Metro Weighs Budget Fixes
Wednesday, February 11, 2009
Metro is considering charging for parking at its lots and garages on weekends and holidays to help close the agency's budget gap, officials said yesterday.
Metro General Manager John B. Catoe Jr. said he is following up on a rider's suggestion from an online chat Friday. That doesn't mean Metro will do away with free parking, Catoe cautioned. "I want to be clear. I will look at this because it was recommended by the public, but I can't say whether I'm going to recommend it to the board."
Transit agency officials are looking for ways to address a budget deficit of $154 million in next year's $1.3 billion operating budget, or about 12 percent. Catoe has said he will cut $81 million by eliminating 313 positions -- about half of which are filled -- and trimming administrative costs.
Unless the jurisdictions served by Metro provide additional subsidies or the agency is able to generate more revenue or find other administrative cuts, officials have said they will have to consider service reductions or other measures to come up with the remaining $73 million.
At the request of the Metro board, a regional advisory group representing the jurisdictions served by Metro has discussed service cuts. The cuts include minor measures such as weekend closings of some station entrances at stops that have more than one. They also include drastic measures such as closing the system at 10 p.m. daily and eliminating Yellow Line service weeknights after 9:30 and on weekends.
The drastic measures were included to spur more candid discussions about fare increases and expense cuts, according to advisory group representatives.
No recommendations have been made, but riders are worried.
"Among unpleasant options, imposing weekend parking fees at Metrorail lots is sure a lot better than service cuts or fare increases," said Jack Corbett, co-founder of MetroRiders.org, a user group. Corbett said the group believes that increased contributions from the sponsoring jurisdictions is the best way to address the budget gap. "Riders' fares were hugely increased last year," he said. "Now it's time for the governments to pony up more."
Metro board Chairman Jim Graham said any talk of service cuts is premature. "This has needlessly agitated our riding public," he said. The board must first continue "extensive scrubbing" of expenses and get a "full understanding" of how the pending economic stimulus package could help Metro's budget.
The advisory group's discussions probably will not be part of Thursday's budget work session, he said.
Catoe ruled out shutting down Metro early. "We're not closing our rail system at 10 o'clock unless there's a whole collapse of the local economy," he said yesterday. "It ain't gonna happen."
In the past, riders have suggested that Metro raise money by doing away with free parking on weekends and holidays.
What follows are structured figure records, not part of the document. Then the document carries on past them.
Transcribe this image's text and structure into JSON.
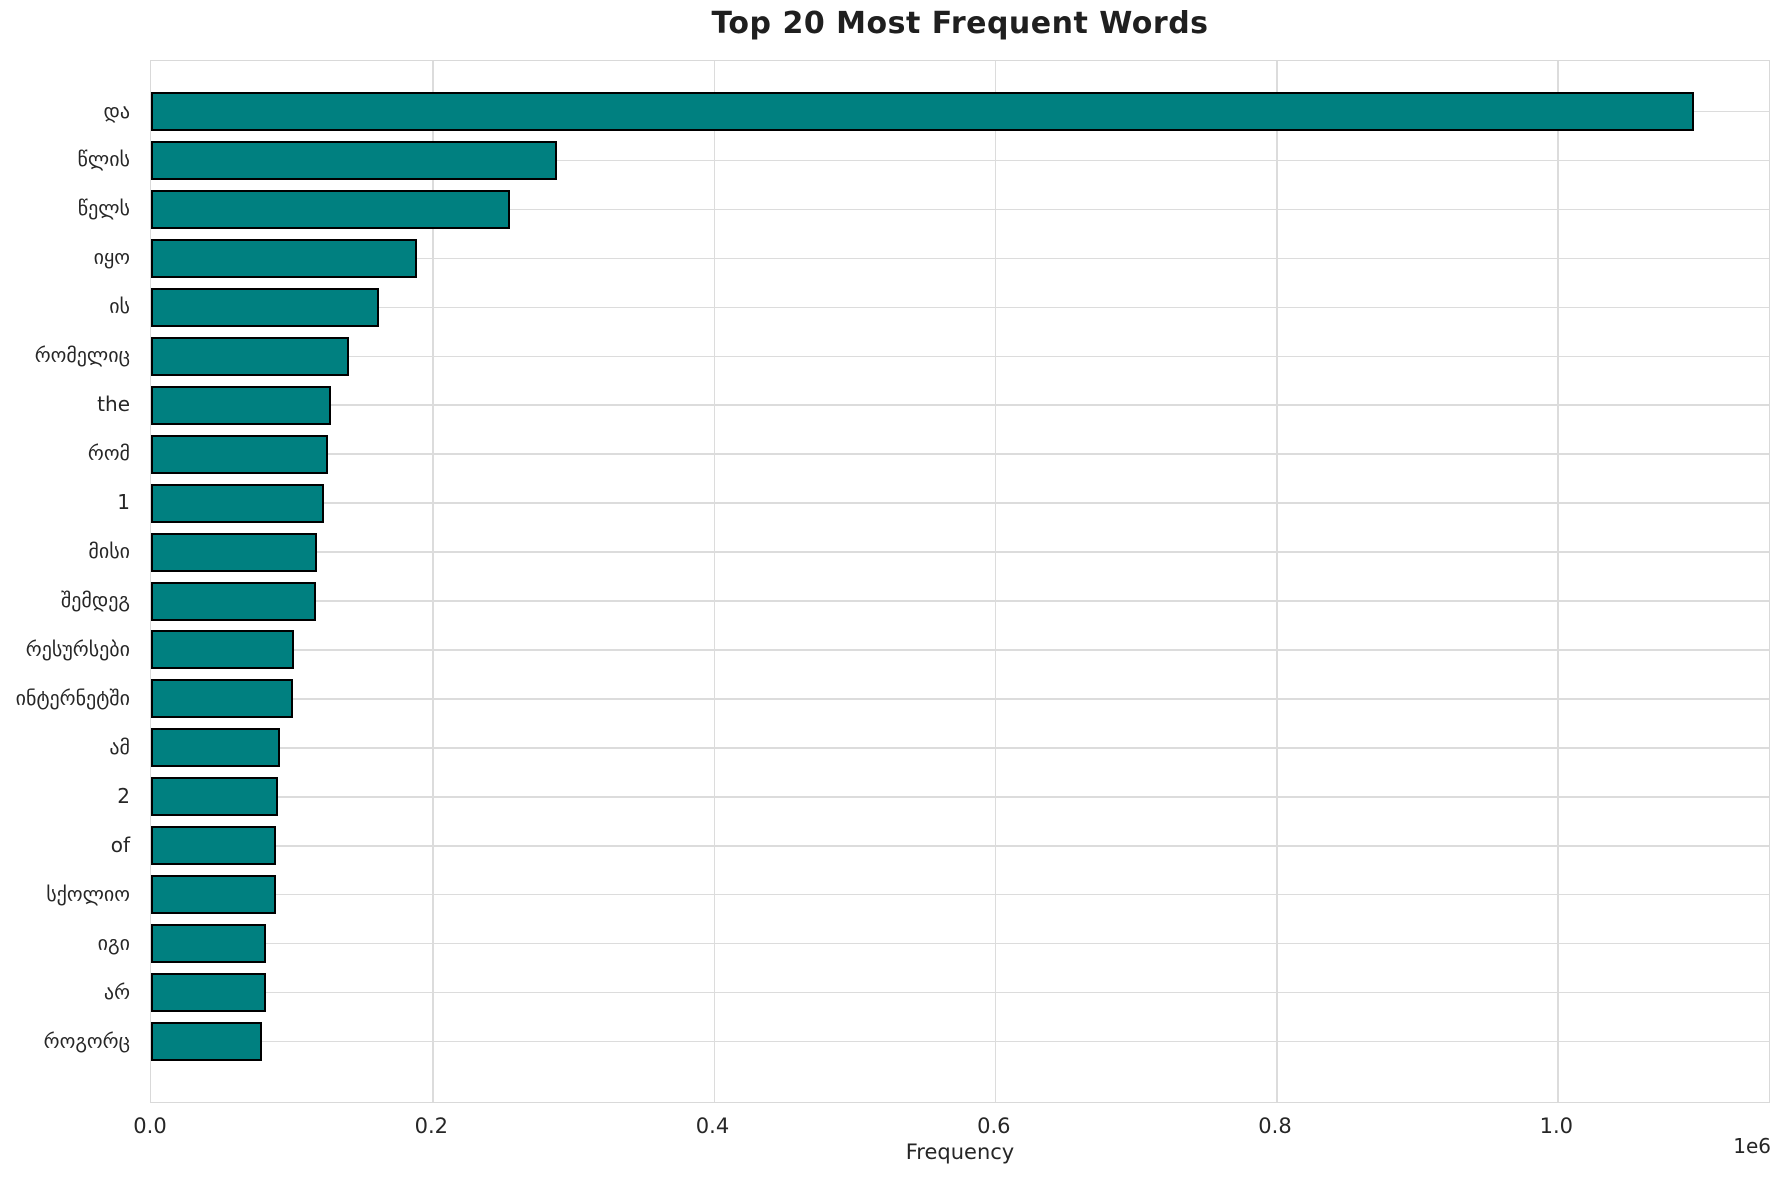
{
  "figure": {
    "title": "Top 20 Most Frequent Words",
    "xlabel": "Frequency",
    "offset_label": "1e6"
  },
  "colors": {
    "bar_fill": "#008080",
    "bar_edge": "#000000",
    "grid": "#dcdcdc",
    "text": "#262626",
    "title_text": "#1f1f1f",
    "background": "#ffffff"
  },
  "chart_data": {
    "type": "bar",
    "orientation": "horizontal",
    "title": "Top 20 Most Frequent Words",
    "xlabel": "Frequency",
    "ylabel": "",
    "categories": [
      "და",
      "წლის",
      "წელს",
      "იყო",
      "ის",
      "რომელიც",
      "the",
      "რომ",
      "1",
      "მისი",
      "შემდეგ",
      "რესურსები",
      "ინტერნეტში",
      "ამ",
      "2",
      "of",
      "სქოლიო",
      "იგი",
      "არ",
      "როგორც"
    ],
    "values": [
      1097000,
      289000,
      255000,
      189000,
      162000,
      141000,
      128000,
      126000,
      123000,
      118000,
      117000,
      102000,
      101000,
      92000,
      90000,
      89000,
      89000,
      82000,
      82000,
      79000
    ],
    "xlim": [
      0,
      1152000
    ],
    "xticks": [
      0,
      200000,
      400000,
      600000,
      800000,
      1000000
    ],
    "xtick_labels": [
      "0.0",
      "0.2",
      "0.4",
      "0.6",
      "0.8",
      "1.0"
    ],
    "x_offset_text": "1e6",
    "grid": true,
    "grid_axis": "both",
    "legend": null,
    "bar_color": "#008080",
    "bar_edge_color": "#000000"
  }
}
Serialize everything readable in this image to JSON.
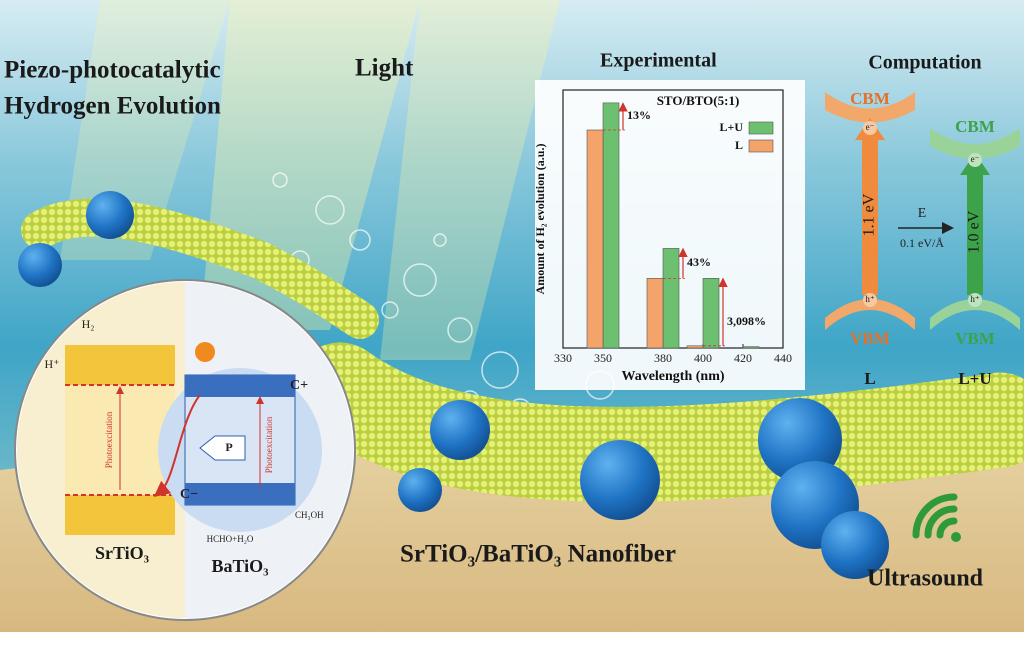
{
  "title": {
    "line1": "Piezo-photocatalytic",
    "line2": "Hydrogen Evolution"
  },
  "light_label": "Light",
  "experimental_label": "Experimental",
  "chart_data": {
    "type": "bar",
    "title": "STO/BTO(5:1)",
    "x_label": "Wavelength (nm)",
    "y_label": "Amount of H₂ evolution (a.u.)",
    "x": [
      350,
      380,
      400,
      420
    ],
    "series": [
      {
        "name": "L+U",
        "color": "#6cc070",
        "values": [
          0.95,
          0.386,
          0.27,
          0.005
        ]
      },
      {
        "name": "L",
        "color": "#f4a46a",
        "values": [
          0.845,
          0.27,
          0.0085,
          0
        ]
      }
    ],
    "annotations": [
      "13%",
      "43%",
      "3,098%"
    ],
    "xlim": [
      330,
      440
    ],
    "xticks": [
      330,
      350,
      380,
      400,
      420,
      440
    ],
    "ylim": [
      0,
      1
    ]
  },
  "computation": {
    "title": "Computation",
    "left": {
      "cbm": "CBM",
      "electron": "e⁻",
      "gap": "1.1 eV",
      "hole": "h⁺",
      "vbm": "VBM",
      "label": "L"
    },
    "right": {
      "cbm": "CBM",
      "electron": "e⁻",
      "gap": "1.0 eV",
      "hole": "h⁺",
      "vbm": "VBM",
      "label": "L+U"
    },
    "field": "E",
    "field_value": "0.1 eV/Å"
  },
  "inset": {
    "h2": "H₂",
    "h_plus": "H⁺",
    "photoexcitation_left": "Photoexcitation",
    "photoexcitation_right": "Photoexcitation",
    "polarization": "P",
    "c_plus": "C+",
    "c_minus": "C−",
    "methanol": "CH₃OH",
    "products": "HCHO+H₂O",
    "left_material": "SrTiO₃",
    "right_material": "BaTiO₃"
  },
  "nanofiber_label": "SrTiO₃/BaTiO₃ Nanofiber",
  "ultrasound_label": "Ultrasound"
}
Doing so would require a vote by Metro's board.
Daily parking at most Metro lots and garages is $4.25 to $4.75; the fees rose 75 cents in January 2008, when the largest fare and fee increases in Metro history went into effect. Metro kept weekend and holiday parking free to boost off-peak ridership; in recent years, some of the biggest ridership growth has occurred outside rush hours, at night and on weekends.
Catoe said staffers have to determine whether any potential revenue would be offset by a loss in riders. During the last fare increase, ridership continued to rise, contrary to suggestions that it would drop, Catoe said.
Metro has nearly 60,000 parking spaces. Although some lots are used heavily on weekends, none fill up, according to spokeswoman Lisa Farbstein. Most of the revenue from daily parking goes to Metro; some is directed to the jurisdictions where the lots are located. Metro expects to collect about $50 million in parking revenue this year, which includes daily, reserved and metered parking.